What's missing? Doubtless there will be developments with the plug-in architecture and accompanying software development kit (SDK) that could let others write plug-ins. Photoshop has a rich selection of plug-ins, but it's tougher with Lightroom in part because of the nondestructive editing aspects.

Adobe said a "primary focus" for Lightroom is an SDK for "workflow"--translate that to tasks for import, export, perhaps file management, but not editing. However, Apple figured a way to produce a plug-in architecture that includes editing abilities, so I wouldn't rule it out as impossible. Notable Apple partners include companies such as Nik Software's Viveza technology for adjusting colors and PictureCode's Noise Ninja for noise reduction, both available as plug-ins for Photoshop.

Local editing details
Adobe's tool lets you "paint" the edits onto a section, with feathered edges to soften transitions and an auto-masking option to limit changes just to a particular color range.

Each change can be selected later and modified. I'm not clear yet on the extent to which painting over the same patch multiple times intensifies the effect, but I'm guessing you'd have to fire up a new brush and make another pass.

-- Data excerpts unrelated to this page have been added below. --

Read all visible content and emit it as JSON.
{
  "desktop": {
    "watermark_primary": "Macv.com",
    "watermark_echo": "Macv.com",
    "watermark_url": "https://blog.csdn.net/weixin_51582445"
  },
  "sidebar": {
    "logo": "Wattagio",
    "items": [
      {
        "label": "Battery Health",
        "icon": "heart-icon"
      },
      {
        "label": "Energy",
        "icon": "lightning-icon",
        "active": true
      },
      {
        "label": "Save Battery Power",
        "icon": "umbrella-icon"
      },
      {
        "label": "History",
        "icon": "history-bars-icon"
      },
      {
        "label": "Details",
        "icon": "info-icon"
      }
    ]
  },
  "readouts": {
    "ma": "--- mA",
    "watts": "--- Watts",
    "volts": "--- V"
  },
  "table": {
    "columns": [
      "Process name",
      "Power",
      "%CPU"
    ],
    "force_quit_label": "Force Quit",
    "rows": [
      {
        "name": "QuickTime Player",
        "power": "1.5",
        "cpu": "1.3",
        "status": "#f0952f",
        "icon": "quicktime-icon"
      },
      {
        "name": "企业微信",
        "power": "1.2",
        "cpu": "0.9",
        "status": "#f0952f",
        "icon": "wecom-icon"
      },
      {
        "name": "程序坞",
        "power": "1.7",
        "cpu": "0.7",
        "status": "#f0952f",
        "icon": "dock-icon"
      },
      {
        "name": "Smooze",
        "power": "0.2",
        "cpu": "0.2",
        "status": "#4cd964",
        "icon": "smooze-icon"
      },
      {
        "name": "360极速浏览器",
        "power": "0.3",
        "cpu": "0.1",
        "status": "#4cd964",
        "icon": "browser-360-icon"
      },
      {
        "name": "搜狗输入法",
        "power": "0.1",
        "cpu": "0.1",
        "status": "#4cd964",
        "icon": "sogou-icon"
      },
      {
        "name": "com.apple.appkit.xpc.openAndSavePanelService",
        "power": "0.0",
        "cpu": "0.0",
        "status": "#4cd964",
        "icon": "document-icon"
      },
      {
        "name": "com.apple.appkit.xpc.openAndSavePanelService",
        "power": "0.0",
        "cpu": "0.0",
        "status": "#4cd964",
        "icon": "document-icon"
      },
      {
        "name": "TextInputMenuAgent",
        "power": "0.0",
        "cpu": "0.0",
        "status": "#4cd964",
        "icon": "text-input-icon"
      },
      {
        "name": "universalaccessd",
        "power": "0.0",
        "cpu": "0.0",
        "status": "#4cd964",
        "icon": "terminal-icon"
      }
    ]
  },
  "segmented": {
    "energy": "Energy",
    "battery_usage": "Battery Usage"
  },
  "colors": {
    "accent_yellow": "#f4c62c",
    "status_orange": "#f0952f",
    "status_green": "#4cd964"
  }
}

Lots of people crabbed about the lack of local editing--I've publicly pined for a local tool to simulate split neutral-density filters, a promised feature. But it might actually be a good thing that local editing is only arriving in version 2. That's because photographers got to try out a new set of Lightroom 1 tools that often could accomplish the same goals with a whole-image editing approach.

For example, I find that brightening dark tones with Lightroom's fill tool often yields an image that looks more natural than what results from spot-editing approaches such as dodging and burning. And I like the "targeted adjustment tool" that lets me click on a particular color range to change saturation or luminance. The change is across the whole photo, but often that's just fine.

Whole-image editing problems crop up, though. Say you want to give a shot that uber-vivid blue sky and green grass that you see in the surreal world of prescription-drug ads--but not throw the colors of other blue and green out of whack. For this kind of thing, local adjustments are just the ticket.

In fairness, Lightroom did have some local-edit abilities, such as one tool to touch up dust specs or skin blemishes and another for fixing flash-induced red eye. I like the first, but find the red-eye tool finicky and often ineffectual. (Update 10:20 a.m. PT April 8: I removed a reference to Aperture that incorrectly described its touch-up abilities.)

Free beta, with a catch
With the beta, Adobe is continuing what it began with 1.0, a much more open development process than the company has used historically. Not only is the approach in vogue, it helps diminish Apple's competitive threat, recruit new users, and shape software that's in flux.

I'm sure Adobe hopes the beta process will help eliminate the fiasco of its most recent Lightroom update, too. The company released the Lightroom 1.4 update in March only to pull it when discovering serious bugs. The company told users to reinstall the older version; it still plans to release a 1.4.1 update after further testing, a release that's separate from the 2.0 beta.

Adobe wouldn't say when the final version of Lightroom 2 will be available, though this particular beta version will expire August 31. If the 1.0 beta series is anything to go by, a second beta will be available by then.

The beta is free to anyone, but perversely it expires after 30 days for those who aren't Lightroom 1 users or who haven't been invited by a version 1 customer. Maybe Adobe is trying to generate some viral-marketing buzz that invitation programs sometimes help new Web sites benefit from, but I'm not sure how much cachet an invite will have with the free 30-day version.

CNET senior editor Lori Grunin contributed to this report.